4. Variant annotation concerns

Handling of ALT regions in bcbio aside: even with post-processing enabled and variant calls supported in ALT regions we would still have work to do. In particular, we would have to port variant annotations back to the primary assembly to distinguish between, say, two independent (heterozygous) changes in NOTCH4 or a homozyguous change at the same position, one in the primary assembly and one at an ALT. I am not sure whether this is best done based on genomic coordinates or with an initial focus on protein changes for a clinical setting.

chapmanb commented 4 years ago

Oliver; Thanks for the detailed investigation. Handling ALTs right is definitely hard and calling out these specific issues out is a big help. bcbio does have the bwa-mem post-processing integrated but currently only turns it on when an 'hlacaller' is set. This choice was due to a performance tradeoff when using the javascript post-processing: it can't keep up with the aligner on multicore machines so ends but being a bottleneck. If you try setting hlacaller: optitype it could be an easy way to confirm if the post-processing helps resolve the issues you're seeing in HLA and elsewhere.

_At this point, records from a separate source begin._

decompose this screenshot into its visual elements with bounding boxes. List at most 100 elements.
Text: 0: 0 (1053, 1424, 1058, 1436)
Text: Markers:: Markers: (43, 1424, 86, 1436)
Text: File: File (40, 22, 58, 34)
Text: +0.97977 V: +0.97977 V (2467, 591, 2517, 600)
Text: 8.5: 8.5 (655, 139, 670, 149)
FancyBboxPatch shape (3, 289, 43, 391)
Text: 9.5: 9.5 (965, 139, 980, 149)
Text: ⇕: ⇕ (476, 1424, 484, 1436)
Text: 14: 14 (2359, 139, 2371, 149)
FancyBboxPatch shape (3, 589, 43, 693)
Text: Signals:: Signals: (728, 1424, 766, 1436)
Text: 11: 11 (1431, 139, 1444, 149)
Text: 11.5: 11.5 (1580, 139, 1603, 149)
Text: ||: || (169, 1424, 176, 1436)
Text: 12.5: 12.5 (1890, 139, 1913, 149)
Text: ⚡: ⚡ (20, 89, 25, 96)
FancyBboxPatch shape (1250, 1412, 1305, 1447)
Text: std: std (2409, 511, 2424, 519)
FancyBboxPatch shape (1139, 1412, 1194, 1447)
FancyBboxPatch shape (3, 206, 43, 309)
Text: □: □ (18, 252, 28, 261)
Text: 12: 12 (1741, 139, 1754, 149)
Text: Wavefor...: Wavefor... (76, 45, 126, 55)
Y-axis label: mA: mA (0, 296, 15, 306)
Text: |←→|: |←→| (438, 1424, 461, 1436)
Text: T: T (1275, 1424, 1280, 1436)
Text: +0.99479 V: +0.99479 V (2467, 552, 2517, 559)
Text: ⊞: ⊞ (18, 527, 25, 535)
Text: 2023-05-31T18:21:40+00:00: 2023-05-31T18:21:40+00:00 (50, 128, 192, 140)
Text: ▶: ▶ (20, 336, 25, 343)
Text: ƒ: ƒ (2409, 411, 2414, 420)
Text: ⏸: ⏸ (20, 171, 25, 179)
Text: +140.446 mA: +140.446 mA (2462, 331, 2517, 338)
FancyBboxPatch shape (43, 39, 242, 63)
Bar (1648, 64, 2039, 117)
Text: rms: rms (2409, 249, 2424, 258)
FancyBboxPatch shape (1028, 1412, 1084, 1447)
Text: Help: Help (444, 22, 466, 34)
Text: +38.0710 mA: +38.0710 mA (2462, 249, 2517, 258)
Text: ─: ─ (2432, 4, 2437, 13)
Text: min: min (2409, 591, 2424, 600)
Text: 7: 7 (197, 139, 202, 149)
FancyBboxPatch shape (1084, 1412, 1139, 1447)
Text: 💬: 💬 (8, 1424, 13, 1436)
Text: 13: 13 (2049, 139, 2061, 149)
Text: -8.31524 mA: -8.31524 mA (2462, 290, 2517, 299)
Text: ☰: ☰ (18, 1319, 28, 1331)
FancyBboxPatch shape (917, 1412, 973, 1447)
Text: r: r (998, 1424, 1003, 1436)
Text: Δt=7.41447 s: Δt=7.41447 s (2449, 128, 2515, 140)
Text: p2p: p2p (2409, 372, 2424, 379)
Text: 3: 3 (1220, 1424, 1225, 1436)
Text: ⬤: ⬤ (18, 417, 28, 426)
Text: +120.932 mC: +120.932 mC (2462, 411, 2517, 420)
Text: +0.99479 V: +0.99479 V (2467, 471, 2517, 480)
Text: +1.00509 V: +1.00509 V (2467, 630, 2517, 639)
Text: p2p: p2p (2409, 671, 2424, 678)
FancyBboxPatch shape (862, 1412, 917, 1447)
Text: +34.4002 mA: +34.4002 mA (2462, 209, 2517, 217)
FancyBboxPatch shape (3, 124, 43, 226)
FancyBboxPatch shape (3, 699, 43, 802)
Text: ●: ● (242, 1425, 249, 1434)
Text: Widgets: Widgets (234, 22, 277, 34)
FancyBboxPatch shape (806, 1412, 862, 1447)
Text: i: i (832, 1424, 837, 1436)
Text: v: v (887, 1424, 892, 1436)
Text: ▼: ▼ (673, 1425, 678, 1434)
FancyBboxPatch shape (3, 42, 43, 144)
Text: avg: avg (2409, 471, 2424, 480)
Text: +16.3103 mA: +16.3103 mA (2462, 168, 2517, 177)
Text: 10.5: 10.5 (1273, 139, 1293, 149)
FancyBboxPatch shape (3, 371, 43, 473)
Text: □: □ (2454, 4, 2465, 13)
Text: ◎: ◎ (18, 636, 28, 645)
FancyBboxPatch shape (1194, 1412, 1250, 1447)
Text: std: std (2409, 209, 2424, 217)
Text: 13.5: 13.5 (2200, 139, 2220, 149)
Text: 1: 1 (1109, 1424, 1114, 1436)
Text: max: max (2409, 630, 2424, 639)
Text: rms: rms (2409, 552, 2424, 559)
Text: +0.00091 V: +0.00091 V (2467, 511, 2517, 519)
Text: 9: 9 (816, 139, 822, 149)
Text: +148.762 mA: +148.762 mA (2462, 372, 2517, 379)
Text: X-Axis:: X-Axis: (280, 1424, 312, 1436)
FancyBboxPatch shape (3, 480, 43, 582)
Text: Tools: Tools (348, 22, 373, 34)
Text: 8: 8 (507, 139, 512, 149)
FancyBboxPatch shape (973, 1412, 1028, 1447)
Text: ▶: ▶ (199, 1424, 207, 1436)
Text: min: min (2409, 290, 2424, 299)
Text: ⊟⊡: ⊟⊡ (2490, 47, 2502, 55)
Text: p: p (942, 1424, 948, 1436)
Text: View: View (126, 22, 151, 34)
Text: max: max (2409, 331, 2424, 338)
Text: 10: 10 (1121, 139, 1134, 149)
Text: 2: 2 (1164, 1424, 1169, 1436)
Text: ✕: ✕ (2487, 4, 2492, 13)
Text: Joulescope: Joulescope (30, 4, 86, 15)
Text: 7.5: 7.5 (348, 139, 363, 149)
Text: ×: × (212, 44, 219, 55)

I'd been hoping that alignment (and variant, and annotation) tooling would catch up with alts and we could move to something that handled this more correctly without having to implement separate algorithms in bcbio. I'm getting out of the loop on the latest tools but might be worth investigating to see if any aligners handle these better and can project back to the reference coordinates. This was meant to be the sweet spot for vg but maybe there are other methods handling this better.

ohofmann commented 4 years ago

Brad, yep, completely agree. This isn't meant as a bug report but more to document issues we stumbled into to helpfully help others make sense of some of the odd results. We are looking into DRAGEN which has a different strategy to place reads between primary and ALTs but I think we'd run into similar issues with non-ALT aware callers. I am also running the same samples with post-processing enables and will report back.

naumenko-sa commented 4 years ago

Thanks Oliver, thanks Brad!

I did not realize that hlacaller: optitype affects alignment and variant calling on all chr, not just HLA regions, good to know! It might also help in the other issue where we are profiling bcbio performance. HLA typing is sometimes in the configs 'just to have it', and could significantly decrease performance, especially on AWS!

Sergey

naumenko-sa commented 4 years ago

upd: after a lot of testing it was shown that turning hlacaller: optitype alters the alignment (all alignment goes through bwa_alt.js script, it increases supplementary alignments somethis +30%, alters mapping scores, and creates false positives. This is for high coverage panels. So for now that hla typing should be done in a separate run from somatic variant calling. In a future release these two will be separated.